I apologize to the OP because we're on a tangent here.  GoToMeeting.com is the Internet service and it's the software that allows you to _perform_ videoconferencing.  I thought it would address your concerns about the hardware necessary and demonstrate how common videoconferencing is.  It is not the camera and it is not the computer, and both of those are going to be necessary regardless of what method of video you want to use.

Want to share with us why you so strongly believe an iPad is necessary to do video?  What would be the advantages of an iPad over a PC?


----------



## UWSurfer (Dec 10, 2011)

ace2000 said:


> I apologize to the OP because we're on a tangent here.  GoToMeeting.com is the Internet service and it's the software that allows you to _perform_ videoconferencing.  I thought it would address your concerns about the hardware necessary and demonstrate how common videoconferencing is.  It is not the camera and it is not the computer, and both of those are going to be necessary regardless of what method of video you want to use.
> 
> Want to share with us why you so strongly believe an iPad is necessary to do video?  What would be the advantages of an iPad over a PC?



Not really.   I think I've already stated the reasons in my previous replies based on experiences with other boards.  

In taking a position opposite of the thread I am offering up reasons why I could see this being justifiable, not wasteful.   Personally I hate it when I hear folks objecting to expenditures based on perceived waste and privilege & not looking at the potential benefits something like this might have in running the resort.  I think I made some reasonable arguments, if not played devils advocate.  

John however makes an excellent point about the need for board members to be on-site regularly & I agree with that.


----------



## JM48 (Dec 10, 2011)

Is it legal to have any meetings by electronic means? 
 These meetings are suppose to be open to all of the owners how are we going to attend a meeting held by way of a computer?

 JM


----------



## phil1ben (Dec 11, 2011)

Allow me to quote from the offending minutes, "All future material would be sent to the Board members electronically by providing each Board member an iPad".

There is no intention or desire to curtail onsite meetings.

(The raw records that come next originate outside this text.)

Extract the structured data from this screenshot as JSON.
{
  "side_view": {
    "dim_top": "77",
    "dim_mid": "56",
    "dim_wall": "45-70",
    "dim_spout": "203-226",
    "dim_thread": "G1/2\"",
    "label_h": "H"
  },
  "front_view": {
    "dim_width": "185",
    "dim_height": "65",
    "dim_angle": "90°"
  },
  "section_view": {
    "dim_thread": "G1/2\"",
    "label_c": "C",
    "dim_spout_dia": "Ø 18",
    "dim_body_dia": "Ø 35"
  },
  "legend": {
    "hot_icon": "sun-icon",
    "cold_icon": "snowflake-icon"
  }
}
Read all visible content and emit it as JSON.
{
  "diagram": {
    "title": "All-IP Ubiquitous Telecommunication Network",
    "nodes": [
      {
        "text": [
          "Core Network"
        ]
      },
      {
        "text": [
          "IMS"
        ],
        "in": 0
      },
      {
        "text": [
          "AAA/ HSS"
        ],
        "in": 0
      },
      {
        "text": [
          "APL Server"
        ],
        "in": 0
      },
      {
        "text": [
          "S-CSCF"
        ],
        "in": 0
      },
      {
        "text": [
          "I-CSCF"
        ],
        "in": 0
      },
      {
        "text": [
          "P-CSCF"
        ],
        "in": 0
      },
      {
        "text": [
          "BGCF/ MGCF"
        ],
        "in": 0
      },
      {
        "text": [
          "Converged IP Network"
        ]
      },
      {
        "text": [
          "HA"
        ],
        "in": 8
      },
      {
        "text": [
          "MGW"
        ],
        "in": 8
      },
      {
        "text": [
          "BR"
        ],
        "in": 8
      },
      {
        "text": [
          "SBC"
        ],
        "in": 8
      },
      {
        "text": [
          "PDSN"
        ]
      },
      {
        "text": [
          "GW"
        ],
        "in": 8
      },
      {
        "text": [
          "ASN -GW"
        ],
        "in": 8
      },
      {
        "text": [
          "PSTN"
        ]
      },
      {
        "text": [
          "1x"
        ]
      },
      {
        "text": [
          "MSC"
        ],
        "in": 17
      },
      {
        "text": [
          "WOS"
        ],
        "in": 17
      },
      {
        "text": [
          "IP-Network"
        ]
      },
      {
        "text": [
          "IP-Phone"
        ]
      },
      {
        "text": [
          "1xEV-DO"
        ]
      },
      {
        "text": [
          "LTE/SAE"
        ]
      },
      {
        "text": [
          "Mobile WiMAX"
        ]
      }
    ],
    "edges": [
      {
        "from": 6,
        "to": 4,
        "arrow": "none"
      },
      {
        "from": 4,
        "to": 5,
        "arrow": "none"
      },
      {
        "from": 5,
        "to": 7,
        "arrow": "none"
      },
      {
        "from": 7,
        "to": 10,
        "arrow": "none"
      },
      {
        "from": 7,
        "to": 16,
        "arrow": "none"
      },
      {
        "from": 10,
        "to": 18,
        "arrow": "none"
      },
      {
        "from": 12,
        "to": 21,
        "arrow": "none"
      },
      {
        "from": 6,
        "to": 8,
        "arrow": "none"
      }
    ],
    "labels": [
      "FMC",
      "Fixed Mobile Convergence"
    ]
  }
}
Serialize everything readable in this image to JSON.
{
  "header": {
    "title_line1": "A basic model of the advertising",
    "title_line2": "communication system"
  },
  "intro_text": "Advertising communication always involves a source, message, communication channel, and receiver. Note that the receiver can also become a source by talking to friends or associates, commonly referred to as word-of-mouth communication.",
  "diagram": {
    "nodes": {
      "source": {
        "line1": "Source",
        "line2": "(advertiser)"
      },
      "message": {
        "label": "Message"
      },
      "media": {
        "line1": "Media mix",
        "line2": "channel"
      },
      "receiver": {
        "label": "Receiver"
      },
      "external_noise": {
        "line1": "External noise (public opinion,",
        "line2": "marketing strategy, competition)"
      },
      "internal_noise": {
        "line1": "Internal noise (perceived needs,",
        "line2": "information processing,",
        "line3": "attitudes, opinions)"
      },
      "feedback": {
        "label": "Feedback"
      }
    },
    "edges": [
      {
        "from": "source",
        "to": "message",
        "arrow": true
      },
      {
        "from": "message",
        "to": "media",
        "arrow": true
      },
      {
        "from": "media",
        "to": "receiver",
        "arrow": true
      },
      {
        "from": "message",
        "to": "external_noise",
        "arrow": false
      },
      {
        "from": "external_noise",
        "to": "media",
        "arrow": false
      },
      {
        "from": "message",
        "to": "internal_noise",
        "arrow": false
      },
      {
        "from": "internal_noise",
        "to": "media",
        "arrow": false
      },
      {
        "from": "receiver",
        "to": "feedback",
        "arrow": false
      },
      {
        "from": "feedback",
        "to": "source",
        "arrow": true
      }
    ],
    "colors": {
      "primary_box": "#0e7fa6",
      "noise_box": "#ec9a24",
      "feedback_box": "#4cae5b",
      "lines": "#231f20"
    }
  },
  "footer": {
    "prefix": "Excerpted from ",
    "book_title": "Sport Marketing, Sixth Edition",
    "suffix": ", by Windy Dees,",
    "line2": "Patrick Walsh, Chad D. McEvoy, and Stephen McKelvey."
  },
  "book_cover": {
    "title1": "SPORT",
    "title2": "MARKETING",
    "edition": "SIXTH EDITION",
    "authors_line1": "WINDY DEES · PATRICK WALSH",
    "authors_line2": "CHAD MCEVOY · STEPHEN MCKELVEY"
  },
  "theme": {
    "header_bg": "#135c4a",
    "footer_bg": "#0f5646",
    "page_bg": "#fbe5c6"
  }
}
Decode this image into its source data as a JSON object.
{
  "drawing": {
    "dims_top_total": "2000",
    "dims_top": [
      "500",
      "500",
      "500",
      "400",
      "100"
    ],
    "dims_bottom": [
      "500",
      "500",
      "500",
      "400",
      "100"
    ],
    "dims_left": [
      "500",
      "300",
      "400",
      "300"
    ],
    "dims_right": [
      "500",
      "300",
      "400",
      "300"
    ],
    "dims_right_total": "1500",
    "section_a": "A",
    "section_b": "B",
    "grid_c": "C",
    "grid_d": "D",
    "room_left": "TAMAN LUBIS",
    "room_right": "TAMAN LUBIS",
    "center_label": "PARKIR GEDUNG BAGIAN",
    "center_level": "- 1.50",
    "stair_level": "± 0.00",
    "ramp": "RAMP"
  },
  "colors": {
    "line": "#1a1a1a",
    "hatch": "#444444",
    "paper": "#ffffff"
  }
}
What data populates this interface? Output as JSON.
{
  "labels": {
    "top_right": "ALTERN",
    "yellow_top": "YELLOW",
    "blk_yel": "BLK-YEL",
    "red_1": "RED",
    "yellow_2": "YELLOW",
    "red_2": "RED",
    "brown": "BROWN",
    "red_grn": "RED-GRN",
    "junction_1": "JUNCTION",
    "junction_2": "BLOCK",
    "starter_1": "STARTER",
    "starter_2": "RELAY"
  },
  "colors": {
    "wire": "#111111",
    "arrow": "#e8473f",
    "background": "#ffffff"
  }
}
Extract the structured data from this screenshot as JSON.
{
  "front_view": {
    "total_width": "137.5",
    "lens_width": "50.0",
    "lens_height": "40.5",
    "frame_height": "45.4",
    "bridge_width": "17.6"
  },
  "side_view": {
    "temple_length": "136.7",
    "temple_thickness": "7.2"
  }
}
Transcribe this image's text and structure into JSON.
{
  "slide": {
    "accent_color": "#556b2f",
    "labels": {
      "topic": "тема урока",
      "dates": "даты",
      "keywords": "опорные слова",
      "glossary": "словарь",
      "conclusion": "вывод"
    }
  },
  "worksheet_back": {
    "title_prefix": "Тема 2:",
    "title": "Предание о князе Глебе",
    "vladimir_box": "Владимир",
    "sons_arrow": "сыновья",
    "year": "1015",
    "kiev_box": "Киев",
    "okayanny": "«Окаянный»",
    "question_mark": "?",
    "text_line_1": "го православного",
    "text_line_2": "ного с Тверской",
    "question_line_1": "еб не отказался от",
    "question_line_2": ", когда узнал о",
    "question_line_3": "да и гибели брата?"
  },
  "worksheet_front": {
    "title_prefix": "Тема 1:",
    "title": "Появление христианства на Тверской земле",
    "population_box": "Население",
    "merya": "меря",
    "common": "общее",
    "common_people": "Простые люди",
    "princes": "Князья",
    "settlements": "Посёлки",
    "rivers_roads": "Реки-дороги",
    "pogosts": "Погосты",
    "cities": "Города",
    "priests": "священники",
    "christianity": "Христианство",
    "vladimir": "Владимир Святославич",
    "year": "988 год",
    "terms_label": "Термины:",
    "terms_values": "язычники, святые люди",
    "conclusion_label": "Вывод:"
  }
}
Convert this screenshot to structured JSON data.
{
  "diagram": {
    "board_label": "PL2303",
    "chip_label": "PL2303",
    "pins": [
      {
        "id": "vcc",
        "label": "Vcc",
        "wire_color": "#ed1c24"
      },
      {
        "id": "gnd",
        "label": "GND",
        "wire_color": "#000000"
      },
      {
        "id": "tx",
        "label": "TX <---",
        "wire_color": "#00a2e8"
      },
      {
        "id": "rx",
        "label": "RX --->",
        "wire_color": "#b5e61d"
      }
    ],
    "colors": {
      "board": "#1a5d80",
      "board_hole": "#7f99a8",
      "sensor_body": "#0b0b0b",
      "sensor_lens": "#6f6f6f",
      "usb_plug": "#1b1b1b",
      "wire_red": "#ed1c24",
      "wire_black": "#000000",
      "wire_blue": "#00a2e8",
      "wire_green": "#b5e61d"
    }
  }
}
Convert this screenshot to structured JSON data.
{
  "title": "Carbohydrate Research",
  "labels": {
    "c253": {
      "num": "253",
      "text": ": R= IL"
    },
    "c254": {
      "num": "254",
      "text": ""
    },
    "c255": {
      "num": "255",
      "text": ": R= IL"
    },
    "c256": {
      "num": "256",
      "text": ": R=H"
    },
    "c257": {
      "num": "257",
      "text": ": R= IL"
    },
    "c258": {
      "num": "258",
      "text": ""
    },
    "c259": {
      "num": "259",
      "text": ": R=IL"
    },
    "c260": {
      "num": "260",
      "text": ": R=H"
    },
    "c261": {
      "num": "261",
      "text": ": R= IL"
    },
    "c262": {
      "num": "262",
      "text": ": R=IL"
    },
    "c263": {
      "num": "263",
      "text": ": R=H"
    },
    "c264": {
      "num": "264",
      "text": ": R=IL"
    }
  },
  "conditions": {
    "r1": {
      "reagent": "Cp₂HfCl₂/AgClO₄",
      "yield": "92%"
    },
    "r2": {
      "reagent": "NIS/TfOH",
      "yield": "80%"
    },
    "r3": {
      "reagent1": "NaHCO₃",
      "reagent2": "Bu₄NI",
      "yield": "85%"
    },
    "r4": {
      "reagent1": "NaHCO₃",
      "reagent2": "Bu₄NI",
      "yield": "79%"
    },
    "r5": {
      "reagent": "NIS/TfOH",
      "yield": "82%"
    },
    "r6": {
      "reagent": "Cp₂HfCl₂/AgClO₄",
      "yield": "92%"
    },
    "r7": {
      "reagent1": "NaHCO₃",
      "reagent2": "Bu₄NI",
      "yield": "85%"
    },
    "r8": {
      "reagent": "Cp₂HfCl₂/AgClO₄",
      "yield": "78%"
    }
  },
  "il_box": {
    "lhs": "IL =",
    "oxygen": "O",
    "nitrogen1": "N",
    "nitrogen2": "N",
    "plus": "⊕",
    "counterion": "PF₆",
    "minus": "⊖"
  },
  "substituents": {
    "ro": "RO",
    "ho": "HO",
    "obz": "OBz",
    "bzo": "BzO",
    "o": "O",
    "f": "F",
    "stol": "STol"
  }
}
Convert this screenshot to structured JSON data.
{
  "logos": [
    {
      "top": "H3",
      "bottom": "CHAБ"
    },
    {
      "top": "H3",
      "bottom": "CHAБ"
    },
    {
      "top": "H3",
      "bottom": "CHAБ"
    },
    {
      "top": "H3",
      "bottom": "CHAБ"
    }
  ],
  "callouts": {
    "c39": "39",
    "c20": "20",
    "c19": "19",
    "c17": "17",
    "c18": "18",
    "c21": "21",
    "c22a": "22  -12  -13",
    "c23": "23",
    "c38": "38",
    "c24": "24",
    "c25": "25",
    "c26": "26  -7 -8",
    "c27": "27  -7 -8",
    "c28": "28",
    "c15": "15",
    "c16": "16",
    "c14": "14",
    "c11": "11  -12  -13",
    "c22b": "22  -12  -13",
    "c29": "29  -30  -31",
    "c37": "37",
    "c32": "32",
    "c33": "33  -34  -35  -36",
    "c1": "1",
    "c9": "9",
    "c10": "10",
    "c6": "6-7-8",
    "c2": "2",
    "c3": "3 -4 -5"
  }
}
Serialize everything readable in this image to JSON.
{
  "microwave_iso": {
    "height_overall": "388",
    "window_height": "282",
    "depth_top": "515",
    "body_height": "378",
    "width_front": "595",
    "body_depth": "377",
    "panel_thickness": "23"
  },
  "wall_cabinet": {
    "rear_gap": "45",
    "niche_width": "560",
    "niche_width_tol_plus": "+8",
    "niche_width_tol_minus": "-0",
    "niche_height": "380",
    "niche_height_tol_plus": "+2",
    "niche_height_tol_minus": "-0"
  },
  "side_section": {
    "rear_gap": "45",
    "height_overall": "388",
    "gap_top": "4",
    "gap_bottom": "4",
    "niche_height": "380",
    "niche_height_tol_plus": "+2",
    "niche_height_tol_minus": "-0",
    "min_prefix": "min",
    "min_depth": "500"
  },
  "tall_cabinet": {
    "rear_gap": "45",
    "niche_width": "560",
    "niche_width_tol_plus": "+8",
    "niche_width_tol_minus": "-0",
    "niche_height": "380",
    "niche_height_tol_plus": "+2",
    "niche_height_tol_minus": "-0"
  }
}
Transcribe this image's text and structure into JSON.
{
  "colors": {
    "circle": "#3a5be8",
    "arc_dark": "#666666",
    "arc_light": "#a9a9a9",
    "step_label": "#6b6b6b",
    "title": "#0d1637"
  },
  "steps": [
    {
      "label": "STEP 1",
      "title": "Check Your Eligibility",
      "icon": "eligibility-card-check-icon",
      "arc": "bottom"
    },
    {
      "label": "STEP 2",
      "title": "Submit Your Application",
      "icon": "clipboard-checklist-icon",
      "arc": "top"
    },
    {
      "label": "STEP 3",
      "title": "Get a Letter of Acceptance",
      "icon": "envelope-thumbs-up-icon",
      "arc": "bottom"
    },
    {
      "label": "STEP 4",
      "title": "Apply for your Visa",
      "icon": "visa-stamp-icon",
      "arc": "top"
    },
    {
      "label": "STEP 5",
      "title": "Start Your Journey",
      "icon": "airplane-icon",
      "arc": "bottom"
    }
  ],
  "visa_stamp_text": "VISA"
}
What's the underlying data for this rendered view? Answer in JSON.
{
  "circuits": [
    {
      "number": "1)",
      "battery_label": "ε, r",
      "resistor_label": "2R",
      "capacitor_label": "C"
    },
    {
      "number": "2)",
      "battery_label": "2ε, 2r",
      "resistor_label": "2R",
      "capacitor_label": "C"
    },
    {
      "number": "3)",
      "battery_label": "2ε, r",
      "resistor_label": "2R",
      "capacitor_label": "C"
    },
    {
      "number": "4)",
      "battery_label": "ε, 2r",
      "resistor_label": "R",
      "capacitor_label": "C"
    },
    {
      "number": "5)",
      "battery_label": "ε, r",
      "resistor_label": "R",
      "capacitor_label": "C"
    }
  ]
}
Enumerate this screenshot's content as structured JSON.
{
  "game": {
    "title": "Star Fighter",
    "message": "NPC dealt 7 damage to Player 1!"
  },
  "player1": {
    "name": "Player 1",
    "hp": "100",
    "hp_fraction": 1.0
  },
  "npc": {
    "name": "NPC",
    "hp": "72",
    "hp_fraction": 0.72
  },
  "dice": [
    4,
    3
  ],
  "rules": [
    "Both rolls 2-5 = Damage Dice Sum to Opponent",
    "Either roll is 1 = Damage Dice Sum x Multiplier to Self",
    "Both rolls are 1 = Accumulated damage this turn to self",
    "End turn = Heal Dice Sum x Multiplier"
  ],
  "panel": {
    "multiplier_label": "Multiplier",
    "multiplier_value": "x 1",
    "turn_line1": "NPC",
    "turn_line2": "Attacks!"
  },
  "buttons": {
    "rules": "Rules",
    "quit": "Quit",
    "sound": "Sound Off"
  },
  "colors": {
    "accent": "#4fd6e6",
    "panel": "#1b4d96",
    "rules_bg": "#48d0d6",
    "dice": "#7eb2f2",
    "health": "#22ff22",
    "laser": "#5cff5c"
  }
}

The sole purpose of the iPad purchase was to view pdf files. The Surfer is trying to rationalize the purchase by inventing a use for the iPad which is neither expressed nor desired. Obviously, there is a benefit of Board members attending meetings in person at the site and viewing the conditions of the facility together and personally.

I'll say it again the wasted money arises because the purchase was solely to review pdf documents which every Board member can view on their own computers or by going to the library (or simply sending the documents hard copy).


----------



## Andythefox (Dec 11, 2011)

Not that I could even justify this, but if the sole legitimate reason is to view .PDF files why can't they use $200 netbooks or Kindles?

This stinks to high hell!


----------



## ace2000 (Dec 11, 2011)

How often does this type of thing occur at other resorts?  Can someone provide a list of names that took part in this?


----------



## Hiram (Dec 11, 2011)

UWSurfer said:


> After thinking about this for awhile I'm not sure this is as big a deal as we're making it out to be.
> 
> For purposes of discussion let's assume for a moment that an iPad costs $800 equipped with whatever features it has, & that there are five board members at HGVC, making it an outlay of $4000.  (I suspect they are less than that, particularly if HGVC is making a group buy, but we'll say $800).
> 
> ...


----------



## poorguy (Dec 11, 2011)

My two cents, 

I would have to agree, especially when each of us that owns just received a 2012 Member Guide in the mail.  This are beautiful, expensive looking books?  Why can't this be emailed to each owner (at a savings that far exceeds the Ipad purchases)?  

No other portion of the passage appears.